W czeskiej Pradze doszło do starć anarchistów z neonazistami. Skrajnym prawicowcom zakazano przemarszu przez historyczną, żydowską dzielnicę miasta w rocznicę "nocy kryształowej" - pogromu Żydów w hitlerowskich Niemczech.
Według agencji CTK, w Pradze zebrało się ok. 1000 lewicowych ekstremistów i od 300 do 400 neonazistów. Do starć doszło koło wydziału prawa uniwersytetu w pobliżu żydowskiej dzielnicy. Jest wielu rannych.
Policja zatrzymała dwie grupy ok. 30 młodych neonazistów, którzy kierowali się w kierunku centrum. Niektórzy byli uzbrojeni w pałki, toporki, pistolety gazowe i materiały pirotechniczne.

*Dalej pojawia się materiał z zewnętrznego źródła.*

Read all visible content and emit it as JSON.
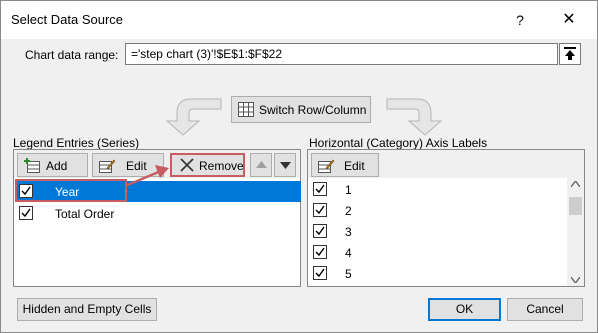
{
  "dialog": {
    "title": "Select Data Source",
    "help_glyph": "?",
    "close_glyph": "✕"
  },
  "range": {
    "label": "Chart data range:",
    "value": "='step chart (3)'!$E$1:$F$22"
  },
  "switch_button": {
    "label": "Switch Row/Column"
  },
  "legend": {
    "heading": "Legend Entries (Series)",
    "buttons": {
      "add": "Add",
      "edit": "Edit",
      "remove": "Remove"
    },
    "items": [
      {
        "label": "Year",
        "checked": true,
        "selected": true
      },
      {
        "label": "Total Order",
        "checked": true,
        "selected": false
      }
    ]
  },
  "axis": {
    "heading": "Horizontal (Category) Axis Labels",
    "edit_label": "Edit",
    "items": [
      {
        "label": "1",
        "checked": true
      },
      {
        "label": "2",
        "checked": true
      },
      {
        "label": "3",
        "checked": true
      },
      {
        "label": "4",
        "checked": true
      },
      {
        "label": "5",
        "checked": true
      }
    ]
  },
  "footer": {
    "hidden_cells": "Hidden and Empty Cells",
    "ok": "OK",
    "cancel": "Cancel"
  },
  "colors": {
    "selection": "#0078d7",
    "highlight": "#c75c63"
  }
}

Siły porządkowe odcięły rano historyczną, żydowską dzielnicę Pragi. Blokady udało się sforsować tylko pojedynczym prawicowym ekstremistom, a nie większym grupom.
Czeskie władze zakazały w czwartek przemarszu neonazistów. Ugrupowanie Młodzież Narodowo-Demokratyczna oficjalnie miało wystąpić przeciwko obecności wojsk czeskich w Iraku.

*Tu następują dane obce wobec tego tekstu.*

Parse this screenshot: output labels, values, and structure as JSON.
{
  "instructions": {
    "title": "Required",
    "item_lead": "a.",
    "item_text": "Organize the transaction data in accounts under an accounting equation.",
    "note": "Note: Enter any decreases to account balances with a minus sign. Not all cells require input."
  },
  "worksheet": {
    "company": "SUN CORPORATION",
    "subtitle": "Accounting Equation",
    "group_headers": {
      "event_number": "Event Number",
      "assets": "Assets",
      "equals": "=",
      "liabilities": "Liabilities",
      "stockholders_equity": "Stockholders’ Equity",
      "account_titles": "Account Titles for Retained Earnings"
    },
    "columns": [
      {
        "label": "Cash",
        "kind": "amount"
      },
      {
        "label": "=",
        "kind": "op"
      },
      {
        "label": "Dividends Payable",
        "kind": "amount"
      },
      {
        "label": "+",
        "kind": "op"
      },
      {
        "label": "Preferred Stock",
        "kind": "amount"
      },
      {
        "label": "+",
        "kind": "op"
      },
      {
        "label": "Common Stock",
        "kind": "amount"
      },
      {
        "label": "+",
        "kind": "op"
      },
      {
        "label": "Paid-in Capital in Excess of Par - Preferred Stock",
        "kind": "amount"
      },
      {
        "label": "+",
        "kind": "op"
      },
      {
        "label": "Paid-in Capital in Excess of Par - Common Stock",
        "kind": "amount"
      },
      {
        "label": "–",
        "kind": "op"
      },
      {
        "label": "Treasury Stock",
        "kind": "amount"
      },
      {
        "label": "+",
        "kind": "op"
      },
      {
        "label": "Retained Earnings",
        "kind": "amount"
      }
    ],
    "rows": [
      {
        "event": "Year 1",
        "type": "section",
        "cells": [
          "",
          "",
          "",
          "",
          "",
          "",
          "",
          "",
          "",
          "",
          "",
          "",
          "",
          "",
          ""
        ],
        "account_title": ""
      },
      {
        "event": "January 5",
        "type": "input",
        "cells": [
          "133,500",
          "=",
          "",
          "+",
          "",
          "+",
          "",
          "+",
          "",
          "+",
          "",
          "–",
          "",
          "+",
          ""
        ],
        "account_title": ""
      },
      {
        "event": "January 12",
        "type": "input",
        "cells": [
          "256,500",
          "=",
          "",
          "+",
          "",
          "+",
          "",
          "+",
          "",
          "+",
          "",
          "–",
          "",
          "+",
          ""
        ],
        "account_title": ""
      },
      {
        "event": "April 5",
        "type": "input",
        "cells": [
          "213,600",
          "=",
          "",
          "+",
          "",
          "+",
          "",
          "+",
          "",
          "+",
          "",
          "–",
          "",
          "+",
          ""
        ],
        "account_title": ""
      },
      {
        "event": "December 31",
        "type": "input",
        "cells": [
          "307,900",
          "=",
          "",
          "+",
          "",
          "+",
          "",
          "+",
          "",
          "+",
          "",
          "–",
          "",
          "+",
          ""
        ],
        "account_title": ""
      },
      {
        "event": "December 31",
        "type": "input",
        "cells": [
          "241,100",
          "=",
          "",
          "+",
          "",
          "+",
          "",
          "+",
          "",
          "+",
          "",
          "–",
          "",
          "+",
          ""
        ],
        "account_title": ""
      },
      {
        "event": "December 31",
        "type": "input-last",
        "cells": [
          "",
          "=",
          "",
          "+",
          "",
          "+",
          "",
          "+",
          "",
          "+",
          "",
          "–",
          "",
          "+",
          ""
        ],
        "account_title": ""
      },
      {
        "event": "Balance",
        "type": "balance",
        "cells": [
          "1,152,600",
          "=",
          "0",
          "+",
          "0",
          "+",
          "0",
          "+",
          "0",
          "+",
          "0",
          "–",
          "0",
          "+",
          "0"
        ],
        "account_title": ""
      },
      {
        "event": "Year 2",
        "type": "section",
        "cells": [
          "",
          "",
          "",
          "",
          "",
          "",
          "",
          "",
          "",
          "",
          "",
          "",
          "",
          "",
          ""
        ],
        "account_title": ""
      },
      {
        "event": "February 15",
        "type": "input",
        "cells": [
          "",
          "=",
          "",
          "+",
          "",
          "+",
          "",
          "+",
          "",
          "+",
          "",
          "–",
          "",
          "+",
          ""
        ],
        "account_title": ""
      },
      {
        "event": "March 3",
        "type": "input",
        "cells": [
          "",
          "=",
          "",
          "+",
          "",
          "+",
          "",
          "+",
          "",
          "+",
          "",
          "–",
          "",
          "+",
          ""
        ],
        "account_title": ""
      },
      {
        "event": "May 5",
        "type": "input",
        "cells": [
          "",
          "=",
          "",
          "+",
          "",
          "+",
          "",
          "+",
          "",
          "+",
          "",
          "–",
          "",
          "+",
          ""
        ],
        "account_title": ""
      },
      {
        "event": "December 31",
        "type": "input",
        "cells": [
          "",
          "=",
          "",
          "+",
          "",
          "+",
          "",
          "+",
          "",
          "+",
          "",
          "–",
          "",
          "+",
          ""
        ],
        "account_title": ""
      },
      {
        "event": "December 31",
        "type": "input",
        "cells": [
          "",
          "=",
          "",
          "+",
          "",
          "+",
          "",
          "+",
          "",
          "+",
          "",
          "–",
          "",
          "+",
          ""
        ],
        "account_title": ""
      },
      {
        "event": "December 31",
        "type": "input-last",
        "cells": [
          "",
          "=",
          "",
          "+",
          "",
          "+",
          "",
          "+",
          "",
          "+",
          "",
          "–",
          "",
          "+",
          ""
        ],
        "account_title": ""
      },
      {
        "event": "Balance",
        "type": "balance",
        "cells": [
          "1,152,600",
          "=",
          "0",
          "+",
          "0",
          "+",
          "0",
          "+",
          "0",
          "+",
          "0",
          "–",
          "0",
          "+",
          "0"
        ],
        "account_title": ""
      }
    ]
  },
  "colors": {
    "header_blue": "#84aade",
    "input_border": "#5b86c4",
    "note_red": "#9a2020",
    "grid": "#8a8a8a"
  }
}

W sobotę po południu w Pradze odbyły się antynazistowskie demonstracje. "Nigdy więcej" - można było przeczytać na transparentach przed jedną z synagog.

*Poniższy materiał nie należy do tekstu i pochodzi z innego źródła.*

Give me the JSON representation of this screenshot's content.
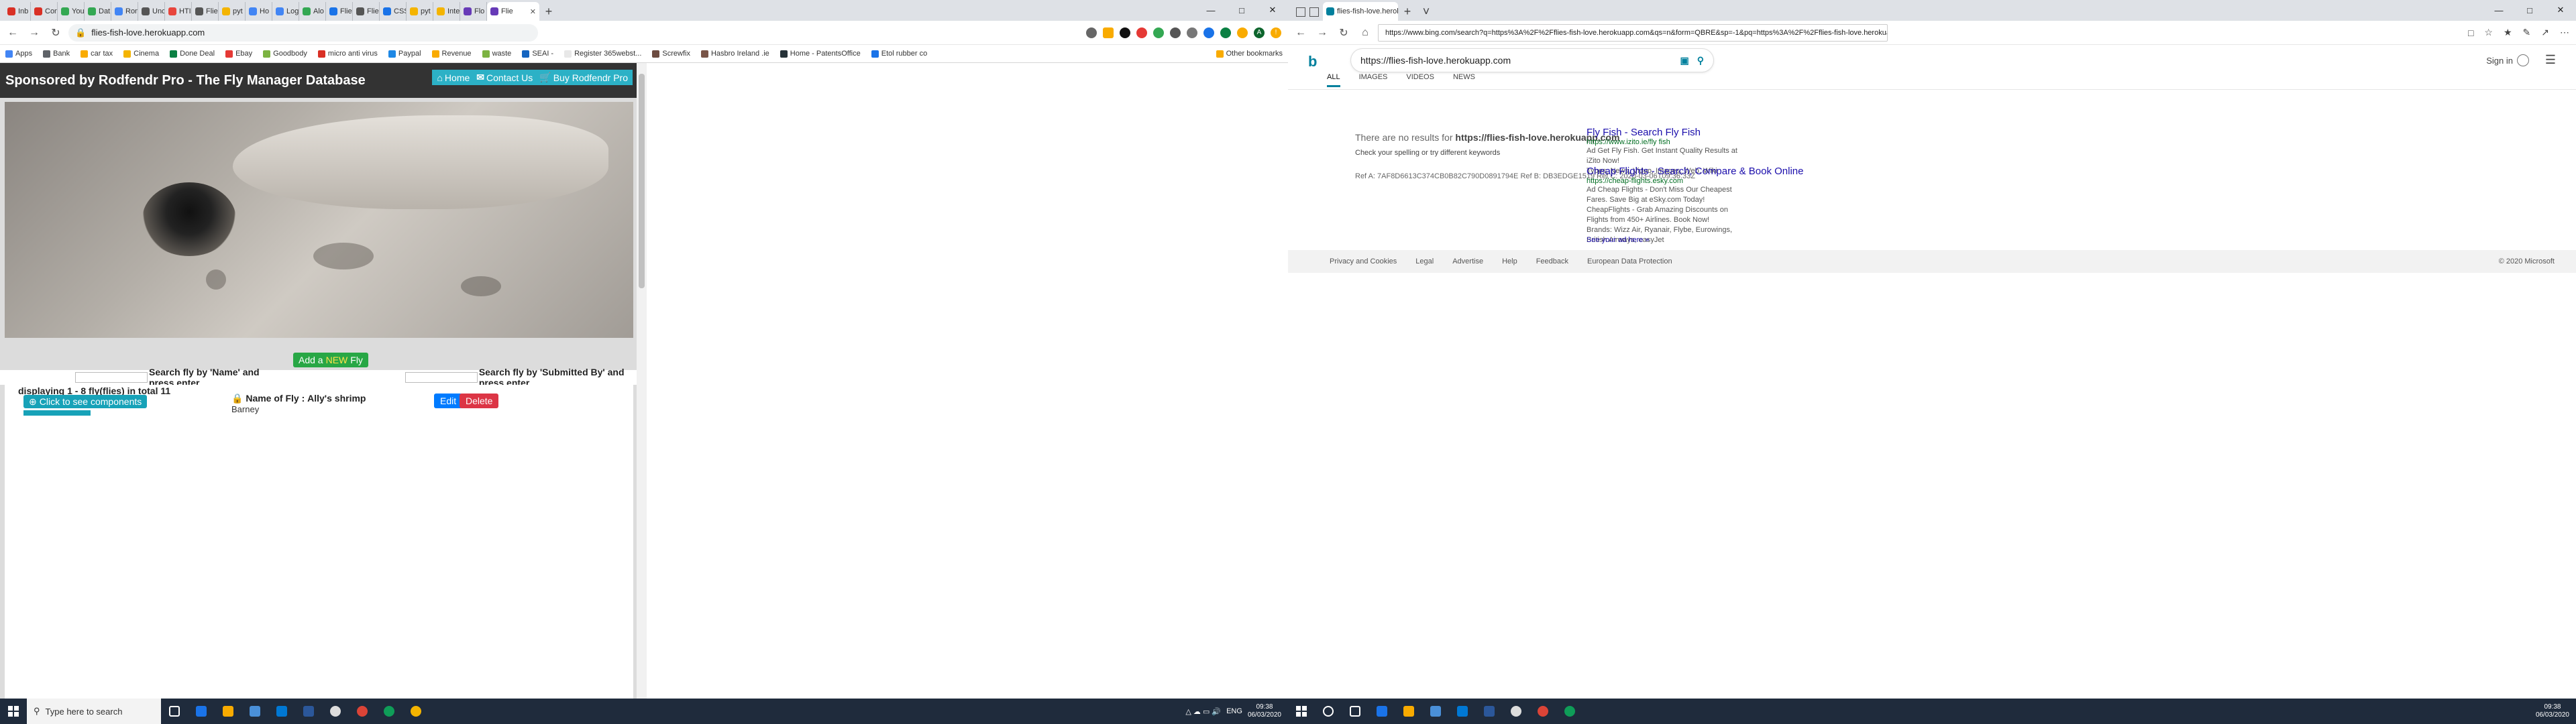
{
  "left_browser": {
    "tabs": [
      {
        "label": "Inb",
        "color": "#d93025"
      },
      {
        "label": "Con",
        "color": "#d93025"
      },
      {
        "label": "You",
        "color": "#34a853"
      },
      {
        "label": "Dat",
        "color": "#34a853"
      },
      {
        "label": "Ron",
        "color": "#4285f4"
      },
      {
        "label": "Unc",
        "color": "#555555"
      },
      {
        "label": "HTI",
        "color": "#e8453c"
      },
      {
        "label": "Flie",
        "color": "#555555"
      },
      {
        "label": "pyt",
        "color": "#f4b400"
      },
      {
        "label": "Ho",
        "color": "#4285f4"
      },
      {
        "label": "Log",
        "color": "#4285f4"
      },
      {
        "label": "Alo",
        "color": "#34a853"
      },
      {
        "label": "Flie",
        "color": "#1a73e8"
      },
      {
        "label": "Flie",
        "color": "#555555"
      },
      {
        "label": "CSS",
        "color": "#1a73e8"
      },
      {
        "label": "pyt",
        "color": "#f4b400"
      },
      {
        "label": "Inte",
        "color": "#f4b400"
      },
      {
        "label": "Flo",
        "color": "#673ab7"
      },
      {
        "label": "Flie",
        "color": "#673ab7"
      }
    ],
    "active_tab": "Flie",
    "url": "flies-fish-love.herokuapp.com",
    "bookmarks": [
      "Apps",
      "Bank",
      "car tax",
      "Cinema",
      "Done Deal",
      "Ebay",
      "Goodbody",
      "micro anti virus",
      "Paypal",
      "Revenue",
      "waste",
      "SEAI -",
      "Register 365webst...",
      "Screwfix",
      "Hasbro Ireland .ie",
      "Home - PatentsOffice",
      "Etol rubber co"
    ],
    "other_bookmarks": "Other bookmarks",
    "site": {
      "title": "Sponsored by Rodfendr Pro - The Fly Manager Database",
      "nav": {
        "home": "Home",
        "contact": "Contact Us",
        "buy": "Buy Rodfendr Pro"
      },
      "add_button": {
        "prefix": "Add a",
        "highlight": "NEW",
        "suffix": "Fly"
      },
      "search_name_label": "Search fly by 'Name' and press enter",
      "search_submitted_label": "Search fly by 'Submitted By' and press enter",
      "count_text": "displaying 1 - 8 fly(flies) in total 11",
      "components_button": "Click to see components",
      "fly": {
        "name_label": "Name of Fly :",
        "name": "Ally's shrimp",
        "submitted_by": "Barney"
      },
      "edit": "Edit",
      "delete": "Delete"
    }
  },
  "right_browser": {
    "tab_label": "flies-fish-love.herokuapp",
    "url": "https://www.bing.com/search?q=https%3A%2F%2Fflies-fish-love.herokuapp.com&qs=n&form=QBRE&sp=-1&pq=https%3A%2F%2Fflies-fish-love.herokuapp.com&sc=1-37&sk=&cvid=A4715A6154A842CF86BF721C6096F78D",
    "search_query": "https://flies-fish-love.herokuapp.com",
    "sign_in": "Sign in",
    "tabs": [
      "ALL",
      "IMAGES",
      "VIDEOS",
      "NEWS"
    ],
    "no_results_prefix": "There are no results for",
    "no_results_query": "https://flies-fish-love.herokuapp.com",
    "spelling_hint": "Check your spelling or try different keywords",
    "ref_text": "Ref A: 7AF8D6613C374CB0B82C790D0891794E Ref B: DB3EDGE1519 Ref C: 2020-03-06T09:36:33Z",
    "ads": [
      {
        "title": "Fly Fish - Search Fly Fish",
        "url": "https://www.izito.ie/fly fish",
        "desc": "Ad Get Fly Fish. Get Instant Quality Results at iZito Now!",
        "desc2": "Types: News, Video, Images, Web, Wiki"
      },
      {
        "title": "Cheap Flights - Search, Compare & Book Online",
        "url": "https://cheap-flights.esky.com",
        "desc": "Ad Cheap Flights - Don't Miss Our Cheapest Fares. Save Big at eSky.com Today! CheapFlights - Grab Amazing Discounts on Flights from 450+ Airlines. Book Now!",
        "desc2": "Brands: Wizz Air, Ryanair, Flybe, Eurowings, British Airways, easyJet"
      }
    ],
    "see_ad": "See your ad here »",
    "footer": [
      "Privacy and Cookies",
      "Legal",
      "Advertise",
      "Help",
      "Feedback",
      "European Data Protection"
    ],
    "copyright": "© 2020 Microsoft"
  },
  "taskbar": {
    "search_placeholder": "Type here to search",
    "lang": "ENG",
    "time": "09:38",
    "date": "06/03/2020"
  }
}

Pretekstem do pogromu 9 listopada 1938 roku stał się zamach dokonany przez pochodzącego z Polski Żyda Herszela Grynszpana. Zastrzelił on dwa dni wcześniej pracownika niemieckiej ambasady w Paryżu Ernsta vom Ratha, protestując w ten sposób przeciwko deportacji jego rodziców i rodzeństwa z Niemiec do Polski.
Pod wpływem przemówienia szefa propagandy Josepha Goebbelsa działacze nazistowskich organizacji NSDAP, SA i Hitlerjugend sprowokowali w nocy z 9 na 10 listopada antyżydowski pogrom.
Podczas pogromu spalono kilkaset synagog, zdemolowano 8000 żydowskich sklepów. W zamieszkach zginęło około stu Żydów, kilkuset zostało rannych. 30 tysięcy deportowano do obozów koncentracyjnych.